Maybe this means that if you’re playing around with a pivot that at some time you’ve exploded, then you might want to recreate your final product from scratch to cut down on some file size.
Excellent Article! I live and breathe pivot tables (PT) and did not understand why they made the files so big. Knowing there is a cache explains why you need to Refresh your PT when you change the source data.
You suggested copying and pasting a PT, rather than creating a new PT, in order to keep the size down. I assume using the Excel Move or Copy sheet option (displayed after right clicking on the sheet tab) does exactly the same.

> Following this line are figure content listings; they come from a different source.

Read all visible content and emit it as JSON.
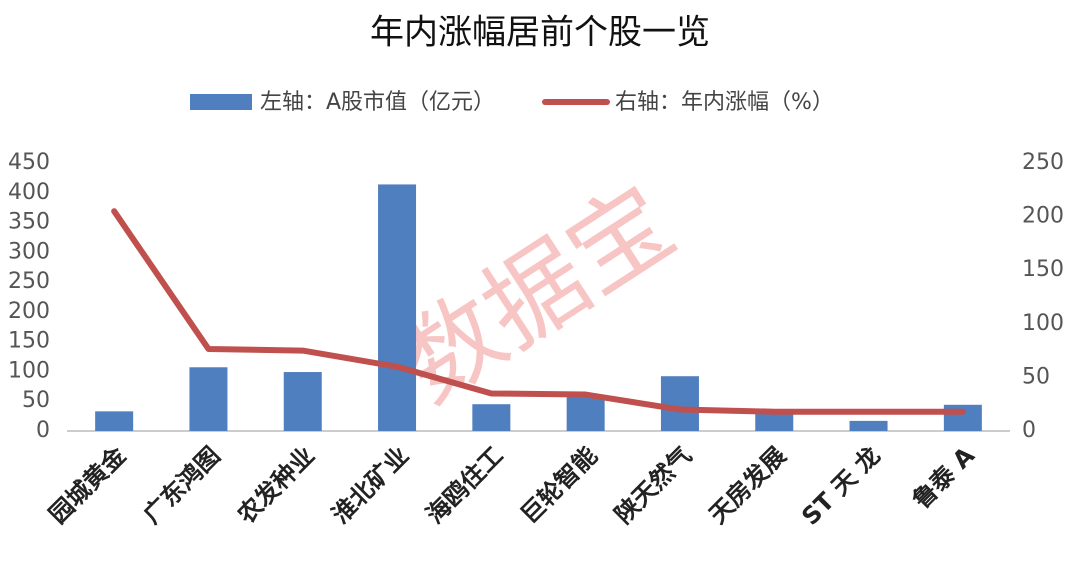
{
  "chart_data": {
    "type": "bar-line",
    "title": "年内涨幅居前个股一览",
    "watermark": "数据宝",
    "categories": [
      "园城黄金",
      "广东鸿图",
      "农发种业",
      "淮北矿业",
      "海鸥住工",
      "巨轮智能",
      "陕天然气",
      "天房发展",
      "ST 天 龙",
      "鲁泰 A"
    ],
    "series": [
      {
        "name": "左轴：A股市值（亿元）",
        "type": "bar",
        "color": "#4f7fbf",
        "values": [
          33,
          107,
          99,
          414,
          45,
          60,
          92,
          30,
          17,
          44
        ]
      },
      {
        "name": "右轴：年内涨幅（%）",
        "type": "line",
        "axis": "y2",
        "color": "#c0504d",
        "values": [
          205,
          76.5,
          75,
          60,
          35,
          34,
          20,
          18,
          18,
          18
        ]
      }
    ],
    "ylim": [
      0,
      450
    ],
    "yticks": [
      0,
      50,
      100,
      150,
      200,
      250,
      300,
      350,
      400,
      450
    ],
    "y2lim": [
      0,
      250
    ],
    "y2ticks": [
      0,
      50,
      100,
      150,
      200,
      250
    ],
    "grid": false,
    "legend": "top"
  }
}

Excel also provides a tip on saving space when creating more than one PT in the same file. If you start the PT wizard and select the same source data range as was used for another PT, Excel displays a message. It says you can save space by basing the new PT on the old PT data. You are offered a Yes or No option to do so.
Please bring your road show to New Jersey so I can thank you in person for your outstanding contributions to the average guy.
Will having multiple pivot tables point to the same pivot cache when connecting to an OLAP datasouce be a problem?
It is very helpful!! Thanks!
Never thought you could delete the data. I will have to try it out on a large (30mb) pivot table file i have.
the delete source data doesn’t work. If I delete the tab containing this data, the file still stays the same size because it’s linking back to this source.